Core
Kairo Core (@kairo/core) - The backbone and central nervous system of the Kairo framework
Kairo Core (@kairo/core)
The @kairo/core package is the backbone and central nervous system of the Kairo framework. It provides the essential interfaces, abstract classes, and the orchestration engine (LmPipeline) that glue all discrete components together.
Architecture Overview
Kairo is built on a highly modular, decoupled architecture. The LmPipeline sits at the center, mediating between the raw generation capabilities of AI models and the specialized tools/memory provided by Extensions.
1. LmPipeline (The Orchestrator)
The central director. It takes your application's input, routes it through installed extensions (to inject tools, retrieve memory, or transform inputs), queries the underlying LanguageModel, and manages the bidirectional flow of reasoning and tool executions.
2. Provider & LanguageModel
A Provider implements the connection logistics (such as API keys and base URLs) for a vendor, and acts as a factory providing one or multiple LanguageModel instances. The LanguageModel contains the actual logic for translating Kairo's unified message format into vendor-specific API structures and handling the streaming response (LanguageModelStreamPart).
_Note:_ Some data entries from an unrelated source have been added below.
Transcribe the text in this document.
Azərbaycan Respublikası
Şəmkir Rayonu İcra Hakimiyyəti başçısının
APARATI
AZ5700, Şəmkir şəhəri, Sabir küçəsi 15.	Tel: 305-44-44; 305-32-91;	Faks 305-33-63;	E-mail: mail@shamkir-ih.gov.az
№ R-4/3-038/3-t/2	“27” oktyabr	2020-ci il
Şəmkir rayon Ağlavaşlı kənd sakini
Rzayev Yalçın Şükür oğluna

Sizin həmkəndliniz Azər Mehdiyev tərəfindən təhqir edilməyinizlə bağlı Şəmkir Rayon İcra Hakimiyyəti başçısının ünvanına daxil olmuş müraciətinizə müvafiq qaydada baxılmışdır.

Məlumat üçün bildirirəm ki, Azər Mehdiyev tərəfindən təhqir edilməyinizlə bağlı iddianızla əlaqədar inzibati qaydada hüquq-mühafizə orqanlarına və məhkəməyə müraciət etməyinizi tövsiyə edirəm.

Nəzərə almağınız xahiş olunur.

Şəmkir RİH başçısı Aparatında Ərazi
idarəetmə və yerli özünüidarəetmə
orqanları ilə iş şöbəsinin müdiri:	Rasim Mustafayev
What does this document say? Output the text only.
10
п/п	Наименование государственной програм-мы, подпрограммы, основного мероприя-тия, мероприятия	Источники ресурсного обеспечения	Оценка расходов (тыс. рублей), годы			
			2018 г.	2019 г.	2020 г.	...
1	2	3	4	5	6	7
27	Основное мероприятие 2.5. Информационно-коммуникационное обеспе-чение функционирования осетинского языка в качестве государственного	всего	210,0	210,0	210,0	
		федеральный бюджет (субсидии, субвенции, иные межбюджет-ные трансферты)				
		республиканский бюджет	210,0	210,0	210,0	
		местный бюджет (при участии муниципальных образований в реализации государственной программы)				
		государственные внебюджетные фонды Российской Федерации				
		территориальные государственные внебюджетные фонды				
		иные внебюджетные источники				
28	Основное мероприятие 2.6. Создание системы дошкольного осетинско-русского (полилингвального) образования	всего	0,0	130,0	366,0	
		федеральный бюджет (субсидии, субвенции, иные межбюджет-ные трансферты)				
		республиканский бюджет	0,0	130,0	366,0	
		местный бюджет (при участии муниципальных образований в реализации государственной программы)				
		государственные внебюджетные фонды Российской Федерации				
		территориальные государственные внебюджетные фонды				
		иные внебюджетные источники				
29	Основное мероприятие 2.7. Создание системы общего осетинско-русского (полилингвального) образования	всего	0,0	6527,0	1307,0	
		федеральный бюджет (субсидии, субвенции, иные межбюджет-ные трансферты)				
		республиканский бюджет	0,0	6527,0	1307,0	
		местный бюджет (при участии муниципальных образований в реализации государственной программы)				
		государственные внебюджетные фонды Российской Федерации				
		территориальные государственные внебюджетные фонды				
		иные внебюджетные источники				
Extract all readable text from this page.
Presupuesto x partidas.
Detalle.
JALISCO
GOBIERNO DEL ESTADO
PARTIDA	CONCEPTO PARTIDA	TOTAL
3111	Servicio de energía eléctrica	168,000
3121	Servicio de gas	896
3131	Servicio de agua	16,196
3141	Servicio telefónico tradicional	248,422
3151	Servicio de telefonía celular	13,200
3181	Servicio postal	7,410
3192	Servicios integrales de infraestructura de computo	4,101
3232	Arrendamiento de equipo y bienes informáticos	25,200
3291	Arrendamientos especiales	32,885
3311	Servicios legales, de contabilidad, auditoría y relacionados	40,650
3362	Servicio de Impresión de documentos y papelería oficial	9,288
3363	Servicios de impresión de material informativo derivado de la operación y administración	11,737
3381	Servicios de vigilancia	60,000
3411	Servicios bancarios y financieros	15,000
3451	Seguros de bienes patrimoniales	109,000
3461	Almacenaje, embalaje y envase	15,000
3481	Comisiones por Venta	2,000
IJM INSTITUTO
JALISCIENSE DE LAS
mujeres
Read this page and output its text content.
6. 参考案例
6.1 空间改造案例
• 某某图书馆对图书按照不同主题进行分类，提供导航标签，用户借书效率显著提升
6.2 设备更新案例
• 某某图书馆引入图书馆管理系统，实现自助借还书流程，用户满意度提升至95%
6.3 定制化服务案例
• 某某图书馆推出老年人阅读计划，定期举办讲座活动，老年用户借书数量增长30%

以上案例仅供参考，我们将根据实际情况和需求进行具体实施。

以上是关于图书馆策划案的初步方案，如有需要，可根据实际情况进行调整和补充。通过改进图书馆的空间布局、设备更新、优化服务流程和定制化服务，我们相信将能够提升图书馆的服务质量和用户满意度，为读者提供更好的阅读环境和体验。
3. Extensions (ExtensionProtocol)
Extensions are isolated plugins that attach to the pipeline. They intercept specific lifecycle stages (like tool-injection or memory-retrieval). Crucially, they run via an RPC protocol, meaning an extension can safely run in a separate process, an isolated Web Worker, or even a remote server.
The Pipeline Lifecycle
To develop effective Extensions, it's critical to understand the order in which LmPipeline executes its hooks when you call generate():
- Input Enrichment (
enrichInput): Modify the initial user prompt (e.g., adding hidden system instructions). - Memory Retrieval (
retrieveMemory): Search vector databases or history stores and prepend relevant context to the conversation. - Context Pruning (
pruneContext): Trim old or irrelevant messages if the context window limit is approached. - Tool Injection (
injectTools): Query extensions to dynamically append function schemas (e.g., pulling available MCP server tools). - Model Configuration (
configModel): Adjust temperature, top-p, or max tokens dynamically. - --- Model Generation Starts ---_
- Stream Transformation (
streamTransform): As tokens flow back from the LLM, extensions can intercept, mask, or re-route specific chunks in real-time. - Tool Execution (
executeTool): If the model chooses to call a tool, the pipeline pauses, delegates the exact function call back to the Extension that provided it, and awaits the result (fetchToolResult). - --- Turn Completes ---
- Turn Refinement (
refineTurn): Post-process the final generated message. - Context Persistence (
persistContext): Save the newly generated turn back into long-term storage or database.
Isomorphic by Design
@kairo/core is strictly environment-agnostic. It contains absolutely no Node.js-specific native modules (like fs or net), nor does it enforce specific HTTP clients.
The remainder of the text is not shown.